Fibroblast Growth Factor Type 1 (FGF1)-Overexpressed Adipose-Derived Mesenchaymal Stem Cells (AD-MSC^FGF1) Induce Neuroprotection and Functional Recovery in a Rat Stroke Model

Stroke, as the second most common cause of death, imposes a great financial burden on both the individual and society. Mesenchymal stem cells from rodents have demonstrated efficacy in experimental animal models of stroke due to enhanced neurological recovery. Since FGF1 (fibroblast growth factor 1) displays neuroprotective properties, for the first time, we investigated the effect of acute intravenous administration of FGF1 gene transfected adipose-derived mesenchymal stem cell (AD-MSC^FGF1) on transient experimental ischemic stroke in rats. Stroke induction was made by transient middle cerebral artery occlusion (tMCAO). 2 × 10⁶ AD-MSC^FGF1 was administrated intravenously 30 min after carotid reperfusion.

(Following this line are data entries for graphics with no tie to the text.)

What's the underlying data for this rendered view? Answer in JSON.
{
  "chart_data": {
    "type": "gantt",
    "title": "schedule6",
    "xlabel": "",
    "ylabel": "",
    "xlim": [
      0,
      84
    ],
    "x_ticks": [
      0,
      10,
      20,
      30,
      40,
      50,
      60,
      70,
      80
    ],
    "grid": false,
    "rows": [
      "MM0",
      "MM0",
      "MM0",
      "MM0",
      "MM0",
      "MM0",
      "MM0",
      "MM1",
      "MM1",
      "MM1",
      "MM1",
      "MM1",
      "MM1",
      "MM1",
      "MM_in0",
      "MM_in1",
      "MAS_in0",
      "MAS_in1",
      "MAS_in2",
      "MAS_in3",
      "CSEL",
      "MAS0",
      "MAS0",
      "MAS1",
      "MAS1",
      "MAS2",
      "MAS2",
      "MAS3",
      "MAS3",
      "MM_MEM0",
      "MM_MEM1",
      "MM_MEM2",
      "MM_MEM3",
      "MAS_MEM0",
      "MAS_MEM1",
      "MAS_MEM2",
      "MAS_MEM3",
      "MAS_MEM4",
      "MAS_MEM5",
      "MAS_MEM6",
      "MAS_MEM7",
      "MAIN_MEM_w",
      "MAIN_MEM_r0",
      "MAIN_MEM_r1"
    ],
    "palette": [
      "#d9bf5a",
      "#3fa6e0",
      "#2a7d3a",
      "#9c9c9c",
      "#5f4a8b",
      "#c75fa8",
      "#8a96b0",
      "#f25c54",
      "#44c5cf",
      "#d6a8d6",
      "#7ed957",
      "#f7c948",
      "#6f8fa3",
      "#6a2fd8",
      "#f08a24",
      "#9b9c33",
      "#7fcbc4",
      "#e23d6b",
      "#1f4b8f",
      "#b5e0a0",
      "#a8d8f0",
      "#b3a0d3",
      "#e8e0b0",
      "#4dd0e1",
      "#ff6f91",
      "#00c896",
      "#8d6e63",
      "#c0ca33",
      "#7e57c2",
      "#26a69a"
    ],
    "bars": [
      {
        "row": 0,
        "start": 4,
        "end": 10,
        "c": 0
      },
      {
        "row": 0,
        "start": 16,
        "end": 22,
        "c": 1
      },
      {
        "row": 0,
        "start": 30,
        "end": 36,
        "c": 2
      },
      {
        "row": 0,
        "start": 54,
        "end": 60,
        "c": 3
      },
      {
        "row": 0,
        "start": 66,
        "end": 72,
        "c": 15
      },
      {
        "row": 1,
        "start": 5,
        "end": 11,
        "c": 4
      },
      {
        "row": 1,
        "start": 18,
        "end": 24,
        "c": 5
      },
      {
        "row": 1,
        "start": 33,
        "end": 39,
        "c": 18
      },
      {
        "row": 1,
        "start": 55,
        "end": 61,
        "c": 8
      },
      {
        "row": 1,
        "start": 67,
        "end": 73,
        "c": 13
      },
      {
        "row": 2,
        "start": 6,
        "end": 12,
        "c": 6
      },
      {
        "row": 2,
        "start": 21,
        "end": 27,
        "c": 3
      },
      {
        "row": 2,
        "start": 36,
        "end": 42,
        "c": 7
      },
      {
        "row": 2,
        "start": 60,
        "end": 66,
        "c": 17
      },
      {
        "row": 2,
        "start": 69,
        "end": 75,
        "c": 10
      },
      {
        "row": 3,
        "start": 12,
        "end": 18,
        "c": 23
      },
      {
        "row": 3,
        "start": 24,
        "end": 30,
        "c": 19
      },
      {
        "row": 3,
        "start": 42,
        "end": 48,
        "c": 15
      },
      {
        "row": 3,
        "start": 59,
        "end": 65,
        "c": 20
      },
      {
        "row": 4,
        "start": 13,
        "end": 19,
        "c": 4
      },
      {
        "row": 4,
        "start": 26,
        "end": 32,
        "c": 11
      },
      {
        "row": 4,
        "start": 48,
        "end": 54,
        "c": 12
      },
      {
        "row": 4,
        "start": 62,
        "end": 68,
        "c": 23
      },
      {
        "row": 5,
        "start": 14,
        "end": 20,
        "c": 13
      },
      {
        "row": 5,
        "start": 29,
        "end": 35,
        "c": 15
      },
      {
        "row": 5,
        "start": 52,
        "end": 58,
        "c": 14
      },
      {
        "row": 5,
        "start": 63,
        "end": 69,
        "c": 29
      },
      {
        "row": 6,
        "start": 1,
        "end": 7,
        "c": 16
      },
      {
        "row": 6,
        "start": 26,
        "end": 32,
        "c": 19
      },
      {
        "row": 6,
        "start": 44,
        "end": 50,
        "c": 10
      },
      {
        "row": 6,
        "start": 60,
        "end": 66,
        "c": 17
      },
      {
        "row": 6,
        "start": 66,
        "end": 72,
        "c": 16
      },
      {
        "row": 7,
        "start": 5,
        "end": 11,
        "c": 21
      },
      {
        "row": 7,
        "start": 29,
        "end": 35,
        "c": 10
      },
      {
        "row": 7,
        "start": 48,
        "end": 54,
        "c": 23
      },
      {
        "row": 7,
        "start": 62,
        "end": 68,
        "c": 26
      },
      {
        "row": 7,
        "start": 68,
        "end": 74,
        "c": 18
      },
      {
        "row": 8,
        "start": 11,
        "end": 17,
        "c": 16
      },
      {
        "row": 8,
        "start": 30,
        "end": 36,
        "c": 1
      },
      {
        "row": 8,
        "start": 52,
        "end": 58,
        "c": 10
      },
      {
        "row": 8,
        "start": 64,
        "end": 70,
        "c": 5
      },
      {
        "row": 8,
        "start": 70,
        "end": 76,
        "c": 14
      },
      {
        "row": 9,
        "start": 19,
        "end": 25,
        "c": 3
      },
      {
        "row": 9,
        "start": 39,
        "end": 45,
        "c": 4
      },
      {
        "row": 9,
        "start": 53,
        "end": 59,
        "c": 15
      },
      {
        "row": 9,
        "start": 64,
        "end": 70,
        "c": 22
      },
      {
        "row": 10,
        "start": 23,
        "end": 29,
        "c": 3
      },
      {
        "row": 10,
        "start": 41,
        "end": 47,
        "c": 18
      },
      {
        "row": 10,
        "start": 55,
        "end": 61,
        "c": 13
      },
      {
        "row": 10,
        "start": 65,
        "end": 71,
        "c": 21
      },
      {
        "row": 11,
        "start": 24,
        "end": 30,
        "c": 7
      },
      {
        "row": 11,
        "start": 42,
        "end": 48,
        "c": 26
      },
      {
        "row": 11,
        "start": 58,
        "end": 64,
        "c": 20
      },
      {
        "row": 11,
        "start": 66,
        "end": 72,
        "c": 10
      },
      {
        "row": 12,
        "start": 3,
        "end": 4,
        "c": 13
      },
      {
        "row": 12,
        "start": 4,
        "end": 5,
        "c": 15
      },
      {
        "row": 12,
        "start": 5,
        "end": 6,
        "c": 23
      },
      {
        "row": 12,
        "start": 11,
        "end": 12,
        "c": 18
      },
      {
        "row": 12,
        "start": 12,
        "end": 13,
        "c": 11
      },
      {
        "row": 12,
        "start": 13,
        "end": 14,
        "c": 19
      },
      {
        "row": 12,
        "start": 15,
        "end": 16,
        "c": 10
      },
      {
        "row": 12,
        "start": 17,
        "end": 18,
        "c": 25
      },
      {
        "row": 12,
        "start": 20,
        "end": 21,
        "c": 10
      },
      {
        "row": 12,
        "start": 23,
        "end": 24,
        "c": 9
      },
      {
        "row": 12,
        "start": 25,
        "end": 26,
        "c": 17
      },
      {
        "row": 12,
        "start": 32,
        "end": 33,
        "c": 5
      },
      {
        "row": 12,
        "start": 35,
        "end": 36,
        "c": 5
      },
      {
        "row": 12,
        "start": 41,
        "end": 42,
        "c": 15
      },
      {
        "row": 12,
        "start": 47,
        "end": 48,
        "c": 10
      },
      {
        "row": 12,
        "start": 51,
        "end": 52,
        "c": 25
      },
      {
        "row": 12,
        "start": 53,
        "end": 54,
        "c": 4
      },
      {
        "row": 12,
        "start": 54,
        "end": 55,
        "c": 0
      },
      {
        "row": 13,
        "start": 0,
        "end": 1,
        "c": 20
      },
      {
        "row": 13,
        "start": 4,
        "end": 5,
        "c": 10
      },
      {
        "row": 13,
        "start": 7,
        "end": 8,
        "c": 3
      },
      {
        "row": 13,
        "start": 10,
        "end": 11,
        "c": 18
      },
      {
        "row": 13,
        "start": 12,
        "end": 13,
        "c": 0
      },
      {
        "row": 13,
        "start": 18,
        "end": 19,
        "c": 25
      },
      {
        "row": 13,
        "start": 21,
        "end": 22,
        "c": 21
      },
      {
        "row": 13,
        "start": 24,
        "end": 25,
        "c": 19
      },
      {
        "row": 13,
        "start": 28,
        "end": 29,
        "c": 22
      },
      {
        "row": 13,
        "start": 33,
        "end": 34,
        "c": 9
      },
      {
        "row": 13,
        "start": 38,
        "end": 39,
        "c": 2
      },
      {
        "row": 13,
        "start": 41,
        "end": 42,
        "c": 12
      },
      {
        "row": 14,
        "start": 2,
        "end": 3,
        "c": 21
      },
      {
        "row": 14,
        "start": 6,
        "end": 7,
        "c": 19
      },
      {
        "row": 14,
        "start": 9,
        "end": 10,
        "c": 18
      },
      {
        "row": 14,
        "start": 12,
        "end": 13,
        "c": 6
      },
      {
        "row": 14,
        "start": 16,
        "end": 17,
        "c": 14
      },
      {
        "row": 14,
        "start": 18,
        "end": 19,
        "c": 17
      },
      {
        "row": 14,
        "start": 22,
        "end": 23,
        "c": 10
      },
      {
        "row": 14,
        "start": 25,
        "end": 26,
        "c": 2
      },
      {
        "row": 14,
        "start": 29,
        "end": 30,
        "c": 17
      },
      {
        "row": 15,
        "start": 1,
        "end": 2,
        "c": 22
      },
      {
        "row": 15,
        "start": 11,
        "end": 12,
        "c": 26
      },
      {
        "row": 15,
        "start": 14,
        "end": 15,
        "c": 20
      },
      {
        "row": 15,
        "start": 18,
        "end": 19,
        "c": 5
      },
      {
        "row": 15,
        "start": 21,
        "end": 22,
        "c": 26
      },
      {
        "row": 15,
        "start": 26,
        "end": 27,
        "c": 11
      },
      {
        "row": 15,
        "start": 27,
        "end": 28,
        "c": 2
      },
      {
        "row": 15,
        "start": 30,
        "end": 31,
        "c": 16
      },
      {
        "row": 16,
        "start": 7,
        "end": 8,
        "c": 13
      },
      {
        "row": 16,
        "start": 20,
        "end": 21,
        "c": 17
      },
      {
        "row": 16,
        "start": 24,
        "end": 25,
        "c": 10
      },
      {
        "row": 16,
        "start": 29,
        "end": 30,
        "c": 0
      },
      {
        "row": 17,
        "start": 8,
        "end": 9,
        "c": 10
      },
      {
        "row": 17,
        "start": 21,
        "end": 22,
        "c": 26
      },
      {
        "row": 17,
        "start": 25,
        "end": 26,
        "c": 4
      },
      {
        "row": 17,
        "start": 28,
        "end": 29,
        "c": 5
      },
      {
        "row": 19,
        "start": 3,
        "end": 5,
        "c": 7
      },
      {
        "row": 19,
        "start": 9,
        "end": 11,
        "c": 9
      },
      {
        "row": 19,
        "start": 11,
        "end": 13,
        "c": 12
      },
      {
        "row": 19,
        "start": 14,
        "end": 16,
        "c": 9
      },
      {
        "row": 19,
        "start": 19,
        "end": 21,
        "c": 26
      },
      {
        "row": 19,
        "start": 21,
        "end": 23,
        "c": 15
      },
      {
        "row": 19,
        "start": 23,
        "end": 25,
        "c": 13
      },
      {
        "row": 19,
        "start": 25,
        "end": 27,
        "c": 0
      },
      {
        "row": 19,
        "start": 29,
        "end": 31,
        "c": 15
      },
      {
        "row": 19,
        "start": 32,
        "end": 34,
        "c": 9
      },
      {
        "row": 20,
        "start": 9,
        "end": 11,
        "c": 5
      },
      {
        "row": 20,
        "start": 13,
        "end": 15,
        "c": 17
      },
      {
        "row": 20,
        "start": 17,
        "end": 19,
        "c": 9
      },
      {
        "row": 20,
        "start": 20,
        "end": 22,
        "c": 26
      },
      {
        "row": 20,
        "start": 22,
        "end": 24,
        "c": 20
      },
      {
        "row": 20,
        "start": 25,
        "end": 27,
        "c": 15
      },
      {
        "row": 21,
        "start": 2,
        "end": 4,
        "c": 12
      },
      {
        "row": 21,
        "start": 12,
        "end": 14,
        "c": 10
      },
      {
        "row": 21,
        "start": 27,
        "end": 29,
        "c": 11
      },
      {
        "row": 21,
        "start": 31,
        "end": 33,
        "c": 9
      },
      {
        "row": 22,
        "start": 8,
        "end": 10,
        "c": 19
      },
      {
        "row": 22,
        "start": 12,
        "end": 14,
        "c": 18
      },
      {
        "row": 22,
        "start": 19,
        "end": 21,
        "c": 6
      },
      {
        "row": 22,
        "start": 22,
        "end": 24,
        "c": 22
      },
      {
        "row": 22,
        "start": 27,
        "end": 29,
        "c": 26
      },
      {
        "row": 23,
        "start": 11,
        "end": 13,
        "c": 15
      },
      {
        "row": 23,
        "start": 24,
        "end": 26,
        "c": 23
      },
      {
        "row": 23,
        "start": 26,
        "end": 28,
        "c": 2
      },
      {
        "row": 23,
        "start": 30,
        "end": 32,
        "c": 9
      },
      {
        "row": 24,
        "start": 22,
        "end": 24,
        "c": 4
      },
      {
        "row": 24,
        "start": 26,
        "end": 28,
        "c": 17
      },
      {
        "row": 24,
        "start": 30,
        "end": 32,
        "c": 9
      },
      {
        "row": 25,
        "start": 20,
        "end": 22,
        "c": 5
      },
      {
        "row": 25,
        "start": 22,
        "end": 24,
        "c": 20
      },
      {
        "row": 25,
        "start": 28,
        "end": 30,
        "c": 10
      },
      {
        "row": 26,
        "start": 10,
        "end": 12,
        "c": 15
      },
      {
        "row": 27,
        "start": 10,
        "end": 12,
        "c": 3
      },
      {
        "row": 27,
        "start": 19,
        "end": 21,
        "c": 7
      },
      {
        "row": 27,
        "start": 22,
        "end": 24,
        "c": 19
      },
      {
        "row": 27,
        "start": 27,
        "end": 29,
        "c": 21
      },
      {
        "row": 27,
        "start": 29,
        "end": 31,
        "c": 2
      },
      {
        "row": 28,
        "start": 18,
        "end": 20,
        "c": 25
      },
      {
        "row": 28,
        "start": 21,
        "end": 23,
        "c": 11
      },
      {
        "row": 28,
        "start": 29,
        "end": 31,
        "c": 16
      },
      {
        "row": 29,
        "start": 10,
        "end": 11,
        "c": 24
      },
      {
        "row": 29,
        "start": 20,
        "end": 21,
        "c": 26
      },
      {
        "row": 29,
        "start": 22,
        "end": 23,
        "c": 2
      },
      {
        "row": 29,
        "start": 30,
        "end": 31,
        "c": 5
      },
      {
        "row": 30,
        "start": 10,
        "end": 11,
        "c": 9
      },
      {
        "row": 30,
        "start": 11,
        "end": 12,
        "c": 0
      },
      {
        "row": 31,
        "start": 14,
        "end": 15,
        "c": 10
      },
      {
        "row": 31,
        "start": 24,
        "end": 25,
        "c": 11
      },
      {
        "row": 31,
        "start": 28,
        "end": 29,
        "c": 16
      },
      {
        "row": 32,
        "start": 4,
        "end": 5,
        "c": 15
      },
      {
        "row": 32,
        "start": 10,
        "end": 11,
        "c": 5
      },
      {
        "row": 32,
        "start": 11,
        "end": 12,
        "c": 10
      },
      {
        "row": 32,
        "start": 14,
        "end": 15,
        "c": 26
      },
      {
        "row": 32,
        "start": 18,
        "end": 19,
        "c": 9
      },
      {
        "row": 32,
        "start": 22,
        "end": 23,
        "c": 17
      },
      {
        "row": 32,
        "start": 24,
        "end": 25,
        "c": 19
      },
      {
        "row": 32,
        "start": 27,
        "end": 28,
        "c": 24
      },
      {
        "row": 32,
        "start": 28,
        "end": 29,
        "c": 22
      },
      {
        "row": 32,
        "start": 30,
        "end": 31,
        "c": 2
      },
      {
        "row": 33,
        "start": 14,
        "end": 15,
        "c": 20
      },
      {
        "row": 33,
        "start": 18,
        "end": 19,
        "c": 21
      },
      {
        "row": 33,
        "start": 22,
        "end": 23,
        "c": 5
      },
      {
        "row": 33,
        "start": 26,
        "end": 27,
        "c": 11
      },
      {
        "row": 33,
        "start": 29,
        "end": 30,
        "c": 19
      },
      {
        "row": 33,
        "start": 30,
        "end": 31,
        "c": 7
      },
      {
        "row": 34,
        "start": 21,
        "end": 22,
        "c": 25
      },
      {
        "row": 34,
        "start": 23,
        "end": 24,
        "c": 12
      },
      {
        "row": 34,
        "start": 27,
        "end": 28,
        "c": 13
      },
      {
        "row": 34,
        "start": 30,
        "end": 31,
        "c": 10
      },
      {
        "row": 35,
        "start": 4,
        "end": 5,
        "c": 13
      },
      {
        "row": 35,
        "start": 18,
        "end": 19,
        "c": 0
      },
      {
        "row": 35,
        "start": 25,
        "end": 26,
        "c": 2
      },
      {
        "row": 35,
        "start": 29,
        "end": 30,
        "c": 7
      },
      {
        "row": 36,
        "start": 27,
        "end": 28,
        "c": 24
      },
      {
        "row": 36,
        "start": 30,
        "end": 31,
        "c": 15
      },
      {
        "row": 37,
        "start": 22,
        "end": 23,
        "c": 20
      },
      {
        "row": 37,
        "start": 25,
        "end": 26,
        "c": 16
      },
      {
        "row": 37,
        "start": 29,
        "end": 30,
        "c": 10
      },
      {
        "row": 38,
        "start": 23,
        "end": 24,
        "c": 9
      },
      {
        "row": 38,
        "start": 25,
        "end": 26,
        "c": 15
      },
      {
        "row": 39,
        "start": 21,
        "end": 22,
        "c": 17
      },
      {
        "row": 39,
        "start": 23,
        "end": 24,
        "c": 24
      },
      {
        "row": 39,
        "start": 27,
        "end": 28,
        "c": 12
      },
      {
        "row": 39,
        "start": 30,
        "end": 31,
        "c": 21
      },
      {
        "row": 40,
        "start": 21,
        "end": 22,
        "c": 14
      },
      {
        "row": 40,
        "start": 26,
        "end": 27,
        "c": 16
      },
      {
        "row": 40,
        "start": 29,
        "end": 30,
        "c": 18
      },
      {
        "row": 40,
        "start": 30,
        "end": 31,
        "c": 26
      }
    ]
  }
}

The ability of technetium^99m-hexamethyl propylene amine oxime (^99mTc-HMPAO)-labeled AD-MSC^FGF1 to enter into ischemic brain was evaluated 2 h post injection. 24 h post operation, the neurological recovery (rotarod and Roger’s tests), the infarct volume (2, 3, 5-triphenyltetrazolium chloride, TTC assay), apoptosis rate (TUNEL assay), and the expression of FGF1 protein (western blotting) in the ischemic hemisphere were assessed. The ^99mTc-HMPAO-labeled AD-MSC^FGF1 could enter into the ischemic brain. Ischemic hemisphere activity was significantly higher than that observed in the contralateral hemisphere (p = 0.002). The administration of AD-MSC^FGF1 resulted in significant improvement of neurological function tests and increased density of FGF1 protein in the peri-infarct area, while the infarct volume and the apoptotic index were significantly decreased, in comparison to the other treated groups. In conclusion, acute intravenous administration of AD-MSC^FGF1 can be a novel and promising candidate approach for the treatment of ischemic stroke.